Dropout 是避免模型过度拟合的一种简单但有效的方法。过度拟合是指在训练数据上训练模型时,它在该数据集上效果很好,但不能很好地推广到模型没有看到的示例。帮助我们避免过度拟合的技术称为“ 正则化技术 ”,辍学就是其中之一。

If you train a model, it might make errors on the data and/or overfit it in a particular way. If you train another model, it might do the same, but in a different way. What if you trained a number of these models and averaged the outputs? These are typically called “ensemble models” because they predict the outputs by combining outputs from an ensemble of models, and ensemble models generally perform better than any of the individual models.
如果您训练模型,它可能会在数据上出错和/或以特定方式过度拟合。如果您训练另一个模型,它可能会执行相同的作,但方式不同。如果您训练了许多这样的模型并对输出进行平均会怎样?这些通常称为“ 集成模型 ”,因为它们通过组合模型集成的输出来预测输出,并且集成模型通常比任何单个模型的性能都更好。

In neural networks, you could do the same. You could build multiple (slightly different) models and then combine their outputs to get a better model. However, this can be computationally expensive. Dropout is a technique that doesn’t quite build ensemble models but does capture some of the essence of the concept.
在神经网络中,您也可以这样做。您可以构建多个(略有不同的)模型,然后组合它们的输出以获得更好的模型。但是,这可能会造成计算成本。Dropout 是一种技术,它不能完全构建集成模型,但确实抓住了该概念的一些精髓。

The concept is simple, by inserting a dropout layer during training what you are doing is randomly deleting a certain percentage of the direct neuron connections between the layers that dropout is inserted. Considering our initial network and inserting a Dropout layer between the input and the middle layer with 50% dropout rate can look something like this:
这个概念很简单,通过在训练期间插入一个辍学层,你正在做的是随机删除插入辍学的层之间一定百分比的直接神经元连接。考虑到我们的初始网络,并在输入层和中间层之间插入一个 Dropout 层,并且 50% 的 Dropout 率可能看起来像这样:

Press enter or click to view image in full size

Press enter or click to view image in full size

Press enter or click to view image in full size

Image by author  图片由作者提供

Now, this forces the network to train with a lot of redundancy. Essentially, you are training a number of different models at the same time — but they share weights.
现在,这迫使网络进行大量冗余的训练。
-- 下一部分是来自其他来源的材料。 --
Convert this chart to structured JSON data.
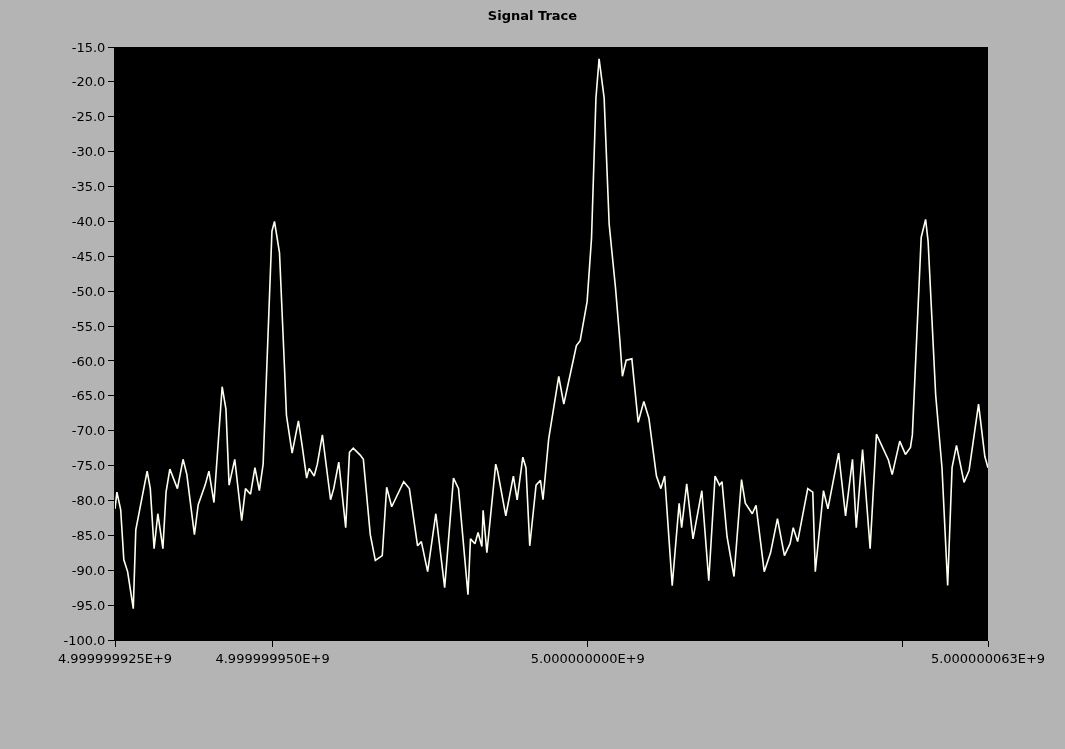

从本质上讲,您正在同时训练许多不同的模型,但它们共享权重。

Now for making inferences, we could follow the same approach as an ensemble model. We could make multiple predictions using dropouts and then combine them. However, since that is computationally intensive — and since our models share common weights — why don’t we just do a prediction using all the weights (so instead of using 50% of the weights at a time we use all at the same time). This should give us some approximation of what an ensemble will provide.
现在,对于进行推理,我们可以遵循与集成模型相同的方法。我们可以使用辍学进行多个预测,然后将它们组合起来。然而,既然这是计算密集型的——而且我们的模型共享共同的权重——为什么我们不只使用所有权重进行预测(这样我们就不是一次使用 50% 的权重,而是同时使用所有权重)。这应该让我们对合奏将提供什么有一定的近似。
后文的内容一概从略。